I’m sure you recall that Winehouse was propelled to fame with her hit album “Back to Black,” whose blend of jazz, soul, rock and classic pop was a global hit.

How hot was it? Well, it won five Grammys and made Winehouse, with her black beehive hairdo and old-fashioned sailor tattoos, one of music’s biggest and most recognizable stars.

Police confirmed that a 27-year-old female was pronounced dead at a home in Camden Square in northern London. The cause of death was not immediately known. London Ambulance Services said Winehouse had died before its two ambulance crews arrived at the scene.

“I didn’t go out looking to be famous,” Winehouse told the Associated Press when “Back to Black” was released. “I’m just a musician.”

But in the end, the music was overshadowed by fame and Winehouse’s demons.
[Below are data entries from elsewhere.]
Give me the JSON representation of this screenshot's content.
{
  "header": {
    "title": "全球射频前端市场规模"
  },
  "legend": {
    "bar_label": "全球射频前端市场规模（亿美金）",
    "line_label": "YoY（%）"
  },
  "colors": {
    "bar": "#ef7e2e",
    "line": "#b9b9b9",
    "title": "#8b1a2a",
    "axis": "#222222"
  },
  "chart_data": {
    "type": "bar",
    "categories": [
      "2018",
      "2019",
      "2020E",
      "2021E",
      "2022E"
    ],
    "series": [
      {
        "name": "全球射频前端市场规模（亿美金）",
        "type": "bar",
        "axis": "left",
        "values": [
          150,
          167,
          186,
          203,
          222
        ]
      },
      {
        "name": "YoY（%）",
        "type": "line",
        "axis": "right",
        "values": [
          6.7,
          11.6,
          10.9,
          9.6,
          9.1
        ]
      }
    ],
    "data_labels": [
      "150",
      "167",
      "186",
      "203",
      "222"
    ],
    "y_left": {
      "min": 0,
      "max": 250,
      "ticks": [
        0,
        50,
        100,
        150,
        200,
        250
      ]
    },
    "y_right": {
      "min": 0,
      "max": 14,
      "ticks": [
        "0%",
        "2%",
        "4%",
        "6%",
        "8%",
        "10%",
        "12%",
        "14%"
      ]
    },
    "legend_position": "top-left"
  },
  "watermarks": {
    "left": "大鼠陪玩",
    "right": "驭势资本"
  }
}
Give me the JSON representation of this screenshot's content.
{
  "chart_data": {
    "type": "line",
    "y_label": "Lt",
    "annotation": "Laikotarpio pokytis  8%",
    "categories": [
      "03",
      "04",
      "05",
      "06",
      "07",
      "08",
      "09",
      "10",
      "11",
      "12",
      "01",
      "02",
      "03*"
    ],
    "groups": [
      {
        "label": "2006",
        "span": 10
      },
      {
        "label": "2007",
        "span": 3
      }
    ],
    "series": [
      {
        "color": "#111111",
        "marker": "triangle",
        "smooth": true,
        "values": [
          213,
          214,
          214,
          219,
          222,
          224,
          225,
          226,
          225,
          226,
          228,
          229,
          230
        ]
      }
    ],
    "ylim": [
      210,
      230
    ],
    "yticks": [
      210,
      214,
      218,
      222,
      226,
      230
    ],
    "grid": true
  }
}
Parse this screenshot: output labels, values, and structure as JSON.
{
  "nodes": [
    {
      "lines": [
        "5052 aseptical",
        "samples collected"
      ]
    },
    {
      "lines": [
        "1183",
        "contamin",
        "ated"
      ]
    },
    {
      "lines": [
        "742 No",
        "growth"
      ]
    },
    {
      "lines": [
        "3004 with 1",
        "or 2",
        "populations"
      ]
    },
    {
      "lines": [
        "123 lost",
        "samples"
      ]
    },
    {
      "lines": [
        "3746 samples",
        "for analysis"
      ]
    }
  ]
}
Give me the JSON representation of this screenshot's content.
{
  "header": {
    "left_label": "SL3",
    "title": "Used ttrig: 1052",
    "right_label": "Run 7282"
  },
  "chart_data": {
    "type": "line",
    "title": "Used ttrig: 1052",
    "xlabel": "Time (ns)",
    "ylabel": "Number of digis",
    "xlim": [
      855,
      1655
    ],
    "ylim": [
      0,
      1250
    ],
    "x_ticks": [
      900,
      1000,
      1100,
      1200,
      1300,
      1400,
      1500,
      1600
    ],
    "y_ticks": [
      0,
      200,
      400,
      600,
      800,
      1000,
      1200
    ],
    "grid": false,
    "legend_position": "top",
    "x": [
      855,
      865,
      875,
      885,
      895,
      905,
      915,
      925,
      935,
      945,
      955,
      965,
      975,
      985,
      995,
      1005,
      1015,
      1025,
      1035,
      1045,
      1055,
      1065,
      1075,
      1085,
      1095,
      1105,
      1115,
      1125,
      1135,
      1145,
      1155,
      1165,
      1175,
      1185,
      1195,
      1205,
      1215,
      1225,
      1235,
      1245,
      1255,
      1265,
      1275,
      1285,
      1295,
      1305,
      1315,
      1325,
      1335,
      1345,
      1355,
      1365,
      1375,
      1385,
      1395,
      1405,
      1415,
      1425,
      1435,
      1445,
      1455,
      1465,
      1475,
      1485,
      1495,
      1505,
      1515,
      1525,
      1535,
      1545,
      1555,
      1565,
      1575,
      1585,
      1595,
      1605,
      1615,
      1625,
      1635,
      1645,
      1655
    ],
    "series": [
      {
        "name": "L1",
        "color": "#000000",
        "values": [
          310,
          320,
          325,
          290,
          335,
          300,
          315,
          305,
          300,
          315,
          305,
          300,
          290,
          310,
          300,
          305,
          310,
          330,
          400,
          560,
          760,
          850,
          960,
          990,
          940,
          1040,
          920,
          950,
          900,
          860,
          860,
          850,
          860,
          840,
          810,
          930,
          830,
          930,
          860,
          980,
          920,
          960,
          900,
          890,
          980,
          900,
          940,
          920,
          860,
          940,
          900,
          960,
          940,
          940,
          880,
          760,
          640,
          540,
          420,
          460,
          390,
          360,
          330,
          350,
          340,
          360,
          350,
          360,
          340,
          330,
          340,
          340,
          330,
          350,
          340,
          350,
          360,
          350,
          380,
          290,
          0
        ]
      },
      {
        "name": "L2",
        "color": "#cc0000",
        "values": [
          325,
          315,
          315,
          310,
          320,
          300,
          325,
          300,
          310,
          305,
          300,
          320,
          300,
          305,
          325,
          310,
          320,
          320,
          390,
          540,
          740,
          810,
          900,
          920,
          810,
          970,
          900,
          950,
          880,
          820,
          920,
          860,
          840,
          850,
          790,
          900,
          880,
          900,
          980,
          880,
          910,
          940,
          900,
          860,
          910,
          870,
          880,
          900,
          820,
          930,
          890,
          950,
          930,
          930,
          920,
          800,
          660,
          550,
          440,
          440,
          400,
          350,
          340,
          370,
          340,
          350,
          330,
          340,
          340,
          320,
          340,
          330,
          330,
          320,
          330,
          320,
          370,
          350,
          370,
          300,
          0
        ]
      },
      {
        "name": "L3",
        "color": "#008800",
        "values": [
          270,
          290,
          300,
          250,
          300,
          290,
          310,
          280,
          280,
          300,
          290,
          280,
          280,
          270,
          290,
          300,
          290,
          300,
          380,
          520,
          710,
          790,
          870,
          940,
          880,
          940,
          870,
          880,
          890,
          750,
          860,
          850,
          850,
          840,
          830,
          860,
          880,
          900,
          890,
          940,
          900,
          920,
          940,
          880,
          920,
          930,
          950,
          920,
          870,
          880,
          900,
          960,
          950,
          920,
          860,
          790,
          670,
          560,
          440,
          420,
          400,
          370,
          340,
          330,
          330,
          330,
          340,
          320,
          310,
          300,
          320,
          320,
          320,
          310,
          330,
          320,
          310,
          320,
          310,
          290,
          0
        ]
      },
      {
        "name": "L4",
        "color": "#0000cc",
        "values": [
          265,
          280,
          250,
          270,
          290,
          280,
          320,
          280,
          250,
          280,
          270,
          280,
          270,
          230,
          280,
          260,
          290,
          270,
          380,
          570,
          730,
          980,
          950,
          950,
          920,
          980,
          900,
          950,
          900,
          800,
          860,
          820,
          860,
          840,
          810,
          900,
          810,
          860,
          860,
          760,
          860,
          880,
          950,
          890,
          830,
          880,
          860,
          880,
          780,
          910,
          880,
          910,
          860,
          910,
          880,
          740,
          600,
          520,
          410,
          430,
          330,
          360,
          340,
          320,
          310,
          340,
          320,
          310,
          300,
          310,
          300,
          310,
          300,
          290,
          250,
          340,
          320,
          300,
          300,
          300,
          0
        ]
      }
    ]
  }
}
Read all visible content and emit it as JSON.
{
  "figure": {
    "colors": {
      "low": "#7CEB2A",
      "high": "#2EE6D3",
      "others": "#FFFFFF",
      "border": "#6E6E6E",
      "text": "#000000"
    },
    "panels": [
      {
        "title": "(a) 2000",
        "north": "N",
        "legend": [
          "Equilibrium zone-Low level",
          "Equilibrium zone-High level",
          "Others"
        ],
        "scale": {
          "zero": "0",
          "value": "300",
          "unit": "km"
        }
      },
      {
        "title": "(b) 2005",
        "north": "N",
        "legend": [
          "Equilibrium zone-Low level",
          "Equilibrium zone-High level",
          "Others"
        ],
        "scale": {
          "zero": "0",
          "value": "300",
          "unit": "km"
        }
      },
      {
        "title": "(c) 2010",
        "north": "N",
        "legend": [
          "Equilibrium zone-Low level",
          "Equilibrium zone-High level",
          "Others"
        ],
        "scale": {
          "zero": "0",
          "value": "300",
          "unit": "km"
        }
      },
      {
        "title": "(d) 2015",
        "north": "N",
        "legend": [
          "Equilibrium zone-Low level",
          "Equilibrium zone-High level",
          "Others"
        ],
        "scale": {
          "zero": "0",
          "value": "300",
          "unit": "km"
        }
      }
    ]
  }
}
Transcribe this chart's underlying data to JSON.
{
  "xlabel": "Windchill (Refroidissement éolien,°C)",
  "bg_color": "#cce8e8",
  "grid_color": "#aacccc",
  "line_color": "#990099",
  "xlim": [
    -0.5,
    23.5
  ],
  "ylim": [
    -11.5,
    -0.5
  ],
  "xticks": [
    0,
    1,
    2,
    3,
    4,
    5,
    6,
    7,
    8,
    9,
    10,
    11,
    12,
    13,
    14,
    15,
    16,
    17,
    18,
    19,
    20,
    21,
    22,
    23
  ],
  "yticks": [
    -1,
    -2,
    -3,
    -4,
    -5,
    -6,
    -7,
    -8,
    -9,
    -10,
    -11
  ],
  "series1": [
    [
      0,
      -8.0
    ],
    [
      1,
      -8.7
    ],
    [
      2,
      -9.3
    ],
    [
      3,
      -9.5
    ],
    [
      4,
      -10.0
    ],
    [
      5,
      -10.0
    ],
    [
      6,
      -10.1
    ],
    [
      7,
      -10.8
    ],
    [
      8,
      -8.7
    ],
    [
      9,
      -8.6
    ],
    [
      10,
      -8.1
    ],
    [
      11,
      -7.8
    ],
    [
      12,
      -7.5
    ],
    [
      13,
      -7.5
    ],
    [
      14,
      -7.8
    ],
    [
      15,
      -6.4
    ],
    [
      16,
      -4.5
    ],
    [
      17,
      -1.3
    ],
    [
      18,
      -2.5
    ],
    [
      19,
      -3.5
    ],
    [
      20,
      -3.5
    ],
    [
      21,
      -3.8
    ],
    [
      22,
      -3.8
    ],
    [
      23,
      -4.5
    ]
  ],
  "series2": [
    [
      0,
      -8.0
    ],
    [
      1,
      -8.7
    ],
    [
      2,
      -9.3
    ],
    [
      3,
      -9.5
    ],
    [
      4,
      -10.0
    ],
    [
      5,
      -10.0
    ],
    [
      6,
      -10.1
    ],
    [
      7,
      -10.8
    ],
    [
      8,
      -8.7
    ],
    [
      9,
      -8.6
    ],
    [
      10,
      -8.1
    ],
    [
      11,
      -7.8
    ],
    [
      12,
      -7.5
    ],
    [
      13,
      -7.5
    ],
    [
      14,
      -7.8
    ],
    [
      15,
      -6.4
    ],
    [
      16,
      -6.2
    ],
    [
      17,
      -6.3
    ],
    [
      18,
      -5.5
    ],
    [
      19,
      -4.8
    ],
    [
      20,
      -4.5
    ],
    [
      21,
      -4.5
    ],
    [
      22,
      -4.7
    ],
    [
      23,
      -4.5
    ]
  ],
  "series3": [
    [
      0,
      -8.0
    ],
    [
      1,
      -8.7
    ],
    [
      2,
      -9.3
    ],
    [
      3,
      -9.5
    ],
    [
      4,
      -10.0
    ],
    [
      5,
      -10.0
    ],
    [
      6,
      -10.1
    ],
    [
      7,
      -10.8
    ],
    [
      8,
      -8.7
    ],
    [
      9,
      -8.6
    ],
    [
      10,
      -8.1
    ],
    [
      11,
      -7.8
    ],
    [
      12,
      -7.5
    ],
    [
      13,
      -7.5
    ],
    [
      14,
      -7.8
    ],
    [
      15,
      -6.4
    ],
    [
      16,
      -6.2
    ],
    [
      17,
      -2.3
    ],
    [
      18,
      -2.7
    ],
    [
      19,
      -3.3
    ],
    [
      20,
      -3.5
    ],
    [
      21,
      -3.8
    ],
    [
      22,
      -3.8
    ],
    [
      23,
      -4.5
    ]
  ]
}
Tabloids lapped up her erratic stage appearances, drunken fights and her stints in hospitals and rehab clinics. What’s more, many of her performances became unfortunate, stumbling train wrecks that were watched around the world via the Internet. However, despite her many negative incidents, I still say that Amy Winehouse was a very gifted singer and performer.

May she rest in eternal peace.

Wishing you, your family and friends a great week ahead.